O Baile...

A manhã já se anunciava, a Lua de Sangue fazia companhia para o sol, quando Damira entrou nos aposentos de Medar guiada por dois guardas. O conselheiro observou aquele rosto desesperado. Pediu cheio de compaixão para que ela se aproximasse.

-Sente-se ao meu lado.

Damira ainda estava em choque sob os efeitos da noite. Foi tirada de seu transe pelas mãos de Medar a tocar em seus braços. Ela deu um pequeno salto.

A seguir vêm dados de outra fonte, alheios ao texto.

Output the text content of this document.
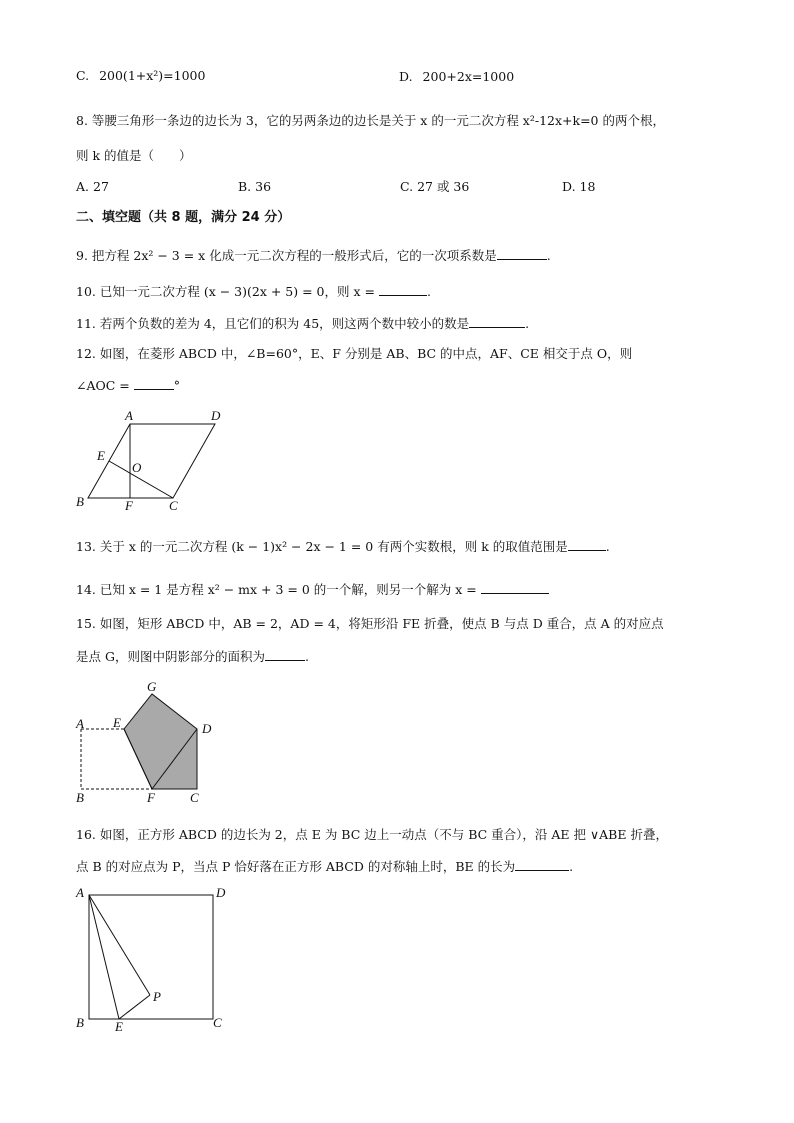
C. 200(1+x²)=1000	D. 200+2x=1000
8. 等腰三角形一条边的边长为 3，它的另两条边的边长是关于 x 的一元二次方程 x²-12x+k=0 的两个根，
则 k 的值是（　　）
A. 27	B. 36	C. 27 或 36	D. 18
二、填空题（共 8 题，满分 24 分）
9. 把方程 2x² − 3 = x 化成一元二次方程的一般形式后，它的一次项系数是	.
10. 已知一元二次方程 (x − 3)(2x + 5) = 0，则 x =	.
11. 若两个负数的差为 4，且它们的积为 45，则这两个数中较小的数是	.
12. 如图，在菱形 ABCD 中，∠B=60°，E、F 分别是 AB、BC 的中点，AF、CE 相交于点 O，则
∠AOC =	°
A	D
E
O
B	F	C
13. 关于 x 的一元二次方程 (k − 1)x² − 2x − 1 = 0 有两个实数根，则 k 的取值范围是	.
14. 已知 x = 1 是方程 x² − mx + 3 = 0 的一个解，则另一个解为 x =
15. 如图，矩形 ABCD 中，AB = 2，AD = 4，将矩形沿 FE 折叠，使点 B 与点 D 重合，点 A 的对应点
是点 G，则图中阴影部分的面积为	.
G
A E	D
B	F	C
16. 如图，正方形 ABCD 的边长为 2，点 E 为 BC 边上一动点（不与 BC 重合），沿 AE 把 ∨ABE 折叠，
点 B 的对应点为 P，当点 P 恰好落在正方形 ABCD 的对称轴上时，BE 的长为	.
A	D
P
B E	C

-Calma, minha menina. A voz dele era suave, aos poucos Damira foi relaxando, se sentindo mais à vontade. -Sei que vai ser muito difícil, mas gostaria que me contasse o que se passou nesta noite infeliz.

Fez um sinal para que os guardas saíssem, no que foi atendido de prontidão. Ela narrou o ocorrido, omitindo a parte que tinha ido se encontrar com Arão, nem mesmo mencionou qualquer coisa que o garoto havia dito. Apenas disse que não conseguia dormir e precisa sair para ‘pensar’ mesmo sabendo que não devia. Não sabia se Medar tinha acreditado, porém ele não a questionou em nada, apenas limitava-se a ouvi-la, nada lhe fugia, estava atento a cada palavra pronunciada por ela.

-Uma perda lamentável, Amagus era um dos grandes líderes de nossas forças.

Comentou ao ouvir a jovem narrar sobre como Amagus a havia salvo. No final lamentou tudo o que tinha ocorrido. Pediu a jovem que voltasse a seus aposentos.

-Pedirei a Inimis que a acompanhe. Assim você se sentirá mais segura. Ao virar para porta ela viu que ele já estava a sua espera. -Ele cuidará de você.

Antes dela sair, Medar se aproximou, segurou-lhe as mãos com carinho.

-Força minha jovem, sei que você tem passado por provações que poucos conseguiriam suportar, mas lembre-se que muitos precisam de você. Pode ir. Tente se preparar para a comemoração de hoje à noite.

-Ela vai acontecer? Mesmo com tudo isso que estamos passando? Damira parecia espantada.

Medar a olhou com tristeza.

-Sei que o momento não é propício. Mas nada podemos fazer pelo que passou, coisas piores hão de vir. Por isso vamos aproveitar este pequeno tempo que temos para comemorar.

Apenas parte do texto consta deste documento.